« « Centerfold » avance comme une page arrachée à un magazine imaginaire : Manny Dibiachi y transforme la confiance en décor pop-rap, entre trap brillante, ego joueur et surréalisme très bien habillé. »
La confiance n’est pas toujours naturelle. Parfois, elle se fabrique. On la coud sur soi comme une veste trop belle, on la met avant de sortir, on la porte jusqu’à ce qu’elle commence à devenir vraie. « Centerfold » de Manny Dibiachi part de cette énergie-là : le moment où l’on décide de se regarder comme une icône avant même que le monde ait signé l’autorisation.
Le titre a quelque chose de très visuel. « Centerfold » évoque l’image centrale, celle qu’on déplie, qu’on regarde, qu’on fantasme, qu’on met en scène.
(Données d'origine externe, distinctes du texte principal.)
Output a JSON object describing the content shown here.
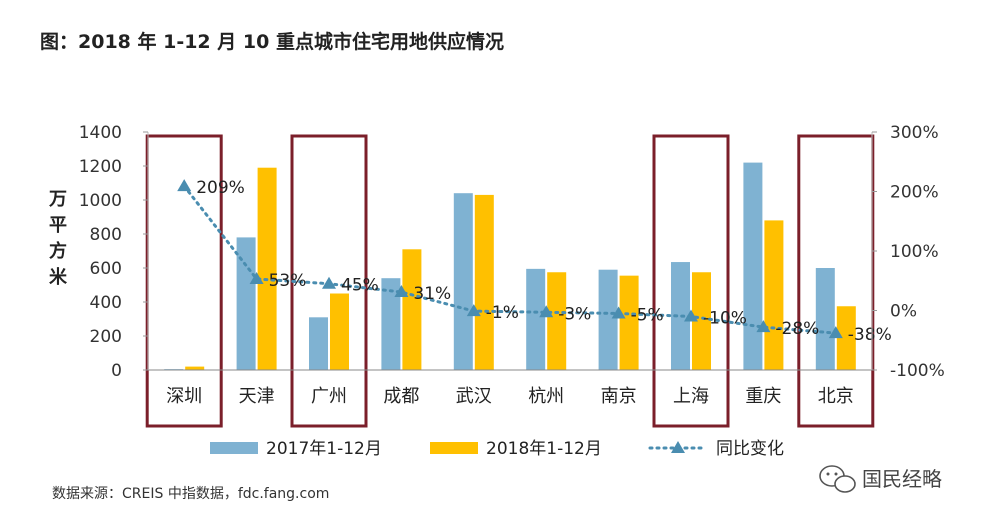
{
  "chart_data": {
    "type": "bar",
    "title": "图：2018 年 1-12 月 10 重点城市住宅用地供应情况",
    "ylabel": "万平方米",
    "categories": [
      "深圳",
      "天津",
      "广州",
      "成都",
      "武汉",
      "杭州",
      "南京",
      "上海",
      "重庆",
      "北京"
    ],
    "ylim": [
      0,
      1400
    ],
    "yticks": [
      0,
      200,
      400,
      600,
      800,
      1000,
      1200,
      1400
    ],
    "y2lim": [
      -100,
      300
    ],
    "y2ticks": [
      "-100%",
      "0%",
      "100%",
      "200%",
      "300%"
    ],
    "y2tick_values": [
      -100,
      0,
      100,
      200,
      300
    ],
    "series": [
      {
        "name": "2017年1-12月",
        "kind": "bar",
        "color": "#7FB2D2",
        "values": [
          5,
          780,
          310,
          540,
          1040,
          595,
          590,
          635,
          1220,
          600
        ]
      },
      {
        "name": "2018年1-12月",
        "kind": "bar",
        "color": "#FFC000",
        "values": [
          20,
          1190,
          450,
          710,
          1030,
          575,
          555,
          575,
          880,
          375
        ]
      },
      {
        "name": "同比变化",
        "kind": "line",
        "axis": "right",
        "color": "#4A8DB0",
        "values": [
          209,
          53,
          45,
          31,
          -1,
          -3,
          -5,
          -10,
          -28,
          -38
        ],
        "labels": [
          "209%",
          "53%",
          "45%",
          "31%",
          "-1%",
          "-3%",
          "-5%",
          "-10%",
          "-28%",
          "-38%"
        ]
      }
    ],
    "highlighted_categories": [
      "深圳",
      "广州",
      "上海",
      "北京"
    ],
    "highlight_color": "#7B1F2A",
    "legend_position": "bottom"
  },
  "source": "数据来源：CREIS 中指数据，fdc.fang.com",
  "brand": "国民经略"
}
Mais chez Manny Dibiachi, il ne s’agit pas simplement de poser. Il s’agit de créer un monde où l’on peut devenir qui l’on veut, une pop-rap de l’auto-invention, du miroir retourné, du personnage qu’on choisit d’habiter pour survivre à la banalité ou aux stigmates. L’artiste parle de “cocky surrealism”, et l’expression colle parfaitement : une arrogance qui ne cherche pas seulement à impressionner, mais à tordre la réalité.
Originaire de Pittsburgh, songwriter, rappeur, chanteur, compositeur et ingénieur autodidacte, Manny Dibiachi avance avec une indépendance très nette. Il écrit, enregistre, construit ses propres textures, et cette fabrication maison donne à son univers un côté moins calibré qu’un simple produit pop-rap. « Centerfold » semble naître de cette liberté-là : une track chic, fun, confiante, mais avec un léger dérèglement sous le gloss.
Musicalement, le morceau s’inscrit dans une zone trap, rap et pop rap, avec une énergie qui privilégie l’attitude autant que le hook. On imagine une production fluide, brillante, assez souple pour laisser passer le chant et le rap dans le même mouvement. La trap apporte le rebond, la pop donne l’éclat, et le flow de Manny Dibiachi vient injecter cette forme de désinvolture travaillée qui rend le morceau immédiatement vivant. Rien ne semble vouloir s’excuser d’être too much. Au contraire, « Centerfold » assume son panache.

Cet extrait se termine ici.